Wrist/ Ligamentous Sprain

Wrist/ Ligamentous Sprain

According to my Injury classification system, Wrist sprains is considered Level 3 Injury, as per the three structures compromised, the alignment, muscles/tendon, and the ligaments. The overall alignment of the wrist and hand are key structures involved and responsible for maintaining the health and resilient of the ligamentous support. When the wrist misaligned or a visible deformity is presence, certain ligaments becomes overstretched, and in an attempt to maintain the joint apposition leads to further deformation and injury.

Wrist sprains tends to cause significant pain and inflammation as per the number of tissues being damage and compromised from the trauma. Morning stiffness and reduced joint overall movement are common symptoms reported by patients.

Wrist ligamentous sprain and the corresponding level of wrist misalignment

Triangular Fibrocartilage Tear is a condition that causes significant pain on rotation of the wrist with a marked exacerbation during stress loading with the wrist in pronation and supination. The main predisposing factor for the development of this condition is a chronic misalignment of the distal radial and ulna bones

Scapholunate Ligament Sprain causes pain at the base of the thumb which is aggravated by ulnar deviation of the wrist and tightly clenching the fist. The predisposing factor is a compromised of the lateral arch of the wrist resulting in a hypermobility of the scaphoid and lunate joint overstressing the associated ligaments and evolving in this specific sprain

Lunotriquetral Instability causes pain on ulnar or radial deviation of the wrist with pain worsened by having the patient clenching the fist. The predisposing factor is a compromised of the transverse and medial lateral arch of the wrist resulting in a hypermobility of the  lunate and triquetral  joint overstressing the associated ligaments and evolving in this specific sprain.

Wrist Chronic Instability is a condition that is predisposed by the presence of chronic ligamentous injuries which leads to a deformation of the elastic properties of the ligaments resulting in compromised bone apposition causing the overall instability.

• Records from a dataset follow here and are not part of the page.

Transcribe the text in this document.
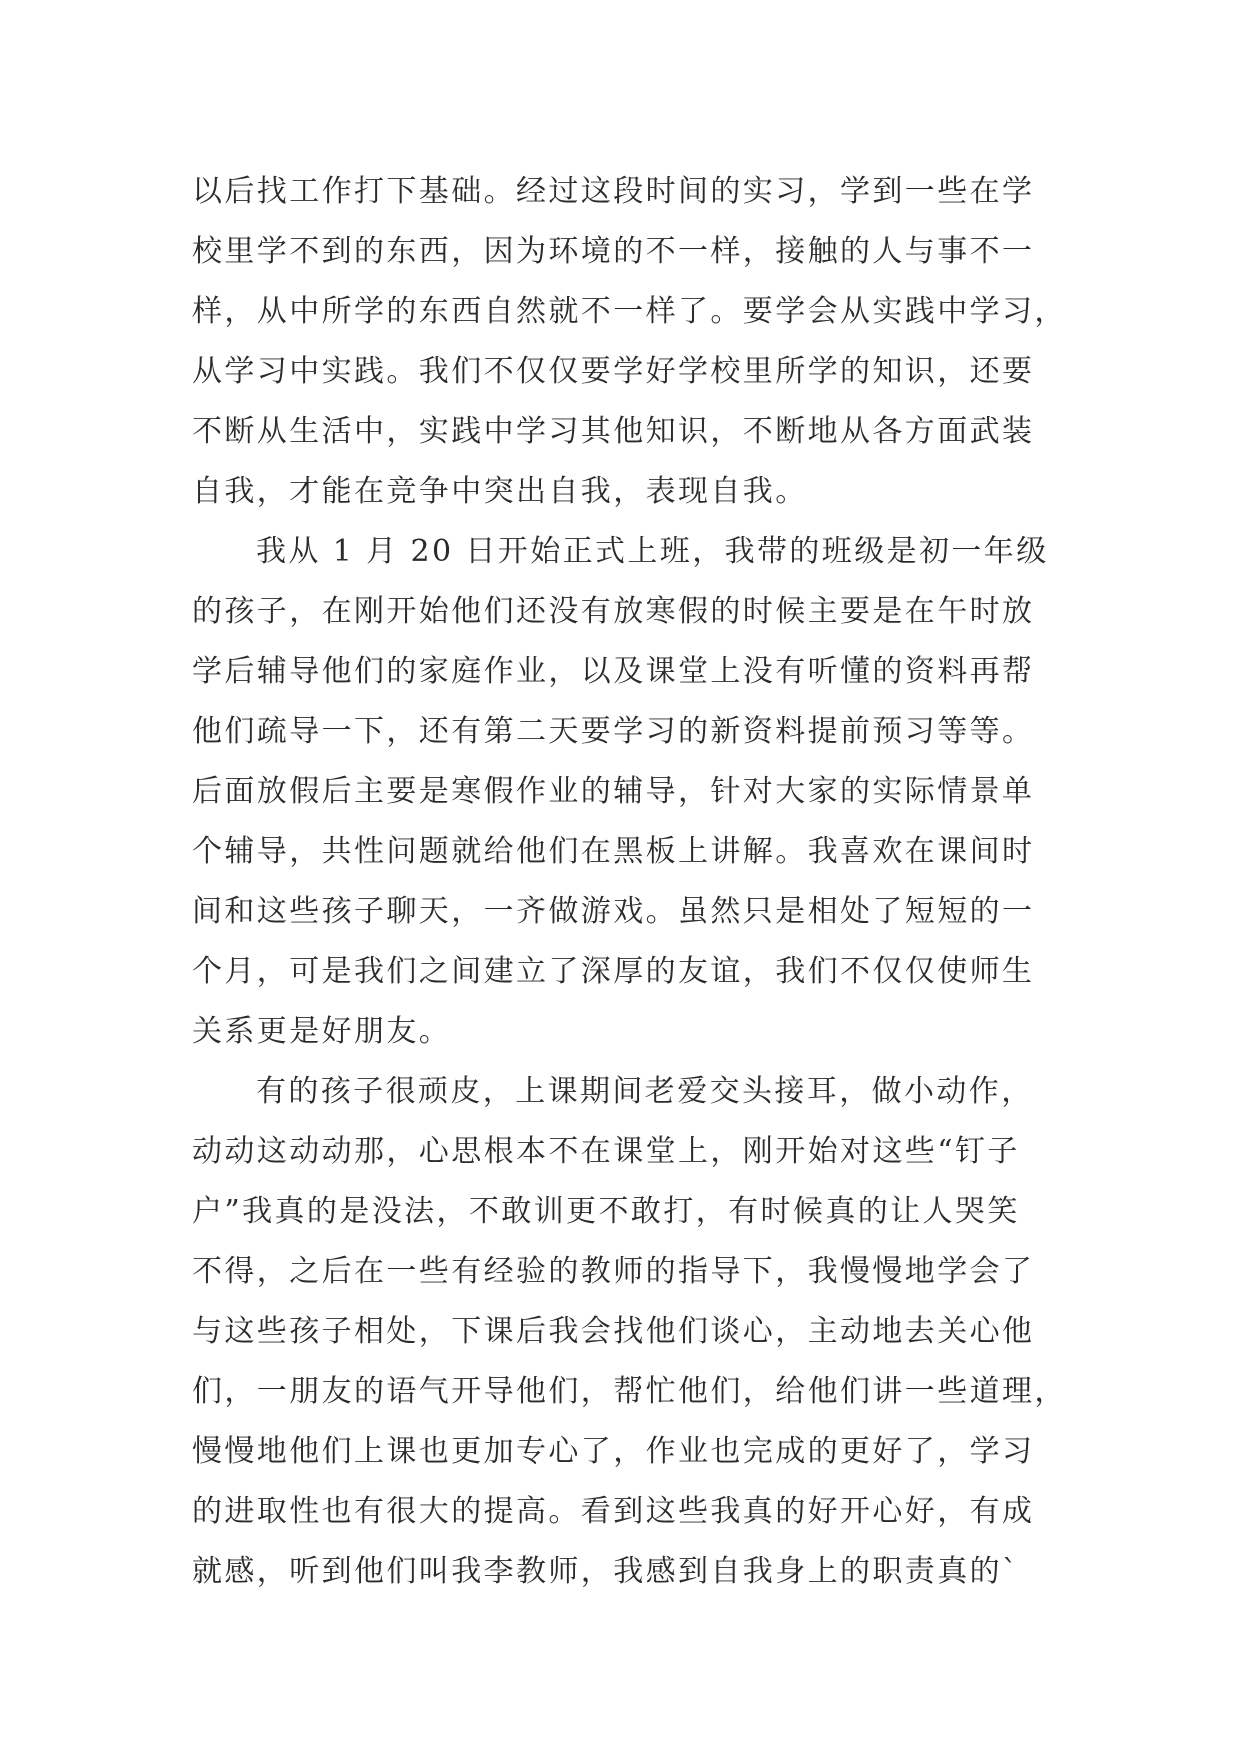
以后找工作打下基础。经过这段时间的实习，学到一些在学
校里学不到的东西，因为环境的不一样，接触的人与事不一
样，从中所学的东西自然就不一样了。要学会从实践中学习，
从学习中实践。我们不仅仅要学好学校里所学的知识，还要
不断从生活中，实践中学习其他知识，不断地从各方面武装
自我，才能在竞争中突出自我，表现自我。
我从 1 月 20 日开始正式上班，我带的班级是初一年级
的孩子，在刚开始他们还没有放寒假的时候主要是在午时放
学后辅导他们的家庭作业，以及课堂上没有听懂的资料再帮
他们疏导一下，还有第二天要学习的新资料提前预习等等。
后面放假后主要是寒假作业的辅导，针对大家的实际情景单
个辅导，共性问题就给他们在黑板上讲解。我喜欢在课间时
间和这些孩子聊天，一齐做游戏。虽然只是相处了短短的一
个月，可是我们之间建立了深厚的友谊，我们不仅仅使师生
关系更是好朋友。
有的孩子很顽皮，上课期间老爱交头接耳，做小动作，
动动这动动那，心思根本不在课堂上，刚开始对这些“钉子
户”我真的是没法，不敢训更不敢打，有时候真的让人哭笑
不得，之后在一些有经验的教师的指导下，我慢慢地学会了
与这些孩子相处，下课后我会找他们谈心，主动地去关心他
们，一朋友的语气开导他们，帮忙他们，给他们讲一些道理，
慢慢地他们上课也更加专心了，作业也完成的更好了，学习
的进取性也有很大的提高。看到这些我真的好开心好，有成
就感，听到他们叫我李教师，我感到自我身上的职责真的`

Is important to note that for the ligament to become injured, the previous defence mechanism have to have failed to allow the biomechanical stress to damage the ligament, therefore, the treatment care must aim to restore the health of the entire shoulder complex protective structures.


Assessment Protocol

The entire upper extremity biomechanical chain must be evaluated as per the neurological and mechanical influences of the spine, shoulder and elbow.

Clinical assessment to identify the key dysfunctions of the wrist and hand that have contributed to this condition. Soft tissue analysis to pinpoint the level of irritation in the ligaments and fascia.

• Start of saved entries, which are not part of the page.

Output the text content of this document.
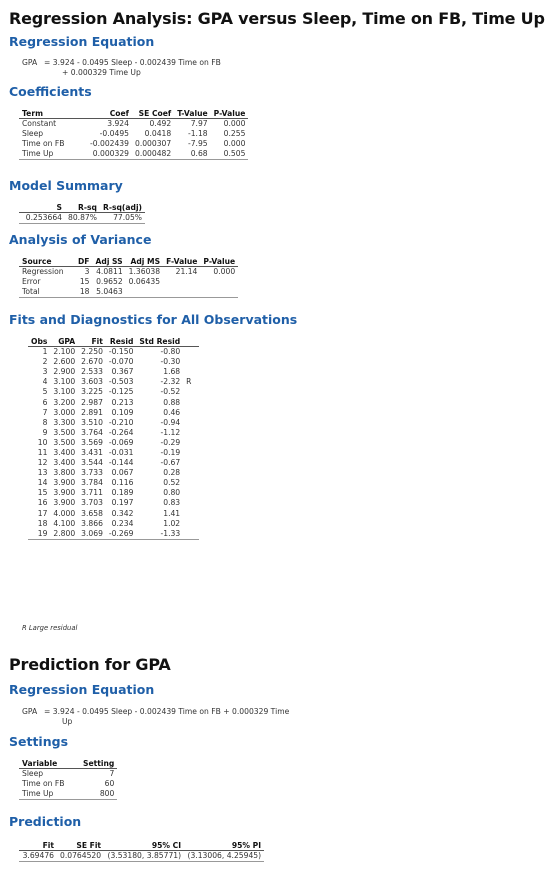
Regression Analysis: GPA versus Sleep, Time on FB, Time Up
Regression Equation
GPA = 3.924 - 0.0495 Sleep - 0.002439 Time on FB
+ 0.000329 Time Up
Coefficients
Term	Coef	SE Coef	T-Value	P-Value
Constant	3.924	0.492	7.97	0.000
Sleep	-0.0495	0.0418	-1.18	0.255
Time on FB	-0.002439	0.000307	-7.95	0.000
Time Up	0.000329	0.000482	0.68	0.505
Model Summary
S	R-sq	R-sq(adj)
0.253664	80.87%	77.05%
Analysis of Variance
Source	DF	Adj SS	Adj MS	F-Value	P-Value
Regression	3	4.0811	1.36038	21.14	0.000
Error	15	0.9652	0.06435		
Total	18	5.0463			
Fits and Diagnostics for All Observations
Obs	GPA	Fit	Resid	Std Resid	
1	2.100	2.250	-0.150	-0.80	
2	2.600	2.670	-0.070	-0.30	
3	2.900	2.533	0.367	1.68	
4	3.100	3.603	-0.503	-2.32	R
5	3.100	3.225	-0.125	-0.52	
6	3.200	2.987	0.213	0.88	
7	3.000	2.891	0.109	0.46	
8	3.300	3.510	-0.210	-0.94	
9	3.500	3.764	-0.264	-1.12	
10	3.500	3.569	-0.069	-0.29	
11	3.400	3.431	-0.031	-0.19	
12	3.400	3.544	-0.144	-0.67	
13	3.800	3.733	0.067	0.28	
14	3.900	3.784	0.116	0.52	
15	3.900	3.711	0.189	0.80	
16	3.900	3.703	0.197	0.83	
17	4.000	3.658	0.342	1.41	
18	4.100	3.866	0.234	1.02	
19	2.800	3.069	-0.269	-1.33	
R Large residual
Prediction for GPA
Regression Equation
GPA = 3.924 - 0.0495 Sleep - 0.002439 Time on FB + 0.000329 Time
Up
Settings
Variable	Setting
Sleep	7
Time on FB	60
Time Up	800
Prediction
Fit	SE Fit	95% CI	95% PI
3.69476	0.0764520	(3.53180, 3.85771)	(3.13006, 4.25945)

Anterior – Posterior (AP) X-ray wrist view is essential for proper diagnosing the master joint of the wrist (Radial – Ulna) and the alignment of the scaphoid and triquetrum.

Lateral Xray view is important to check the degree of the total arch compromised and the direction of misalignment of the lunate bone


Wrist MRI is essential for visualizing the extent of injury on the muscle/tendon and ligamentous layers.

Locate the exact injury point; Allows the treatment to be more specific during the application of the treatment modalities

Identify the extent of tissue damage and the presence of scar tissue; Provides valuable information regarding prognosis and the application of friction soft tissue modalities to aid on scar tissue removal.


Treatment protocol

Specific wrist adjustments followed by a rehabilitation regime to strengthen the entire soft tissue support of the wrist and hand .

Application of Low-level Laser and PEMF to aid on the cellular level of heling as well as improving the microcirculation for the area.

Friction soft tissue therapy helps to reduce dysfunctional scar tissue

Specific selected essential oil application to enhance healing

Depending on level of misalignment and chronicity a minimum of 6 weeks up to 12 weeks of treatment care may be necessary to resolve this deformity.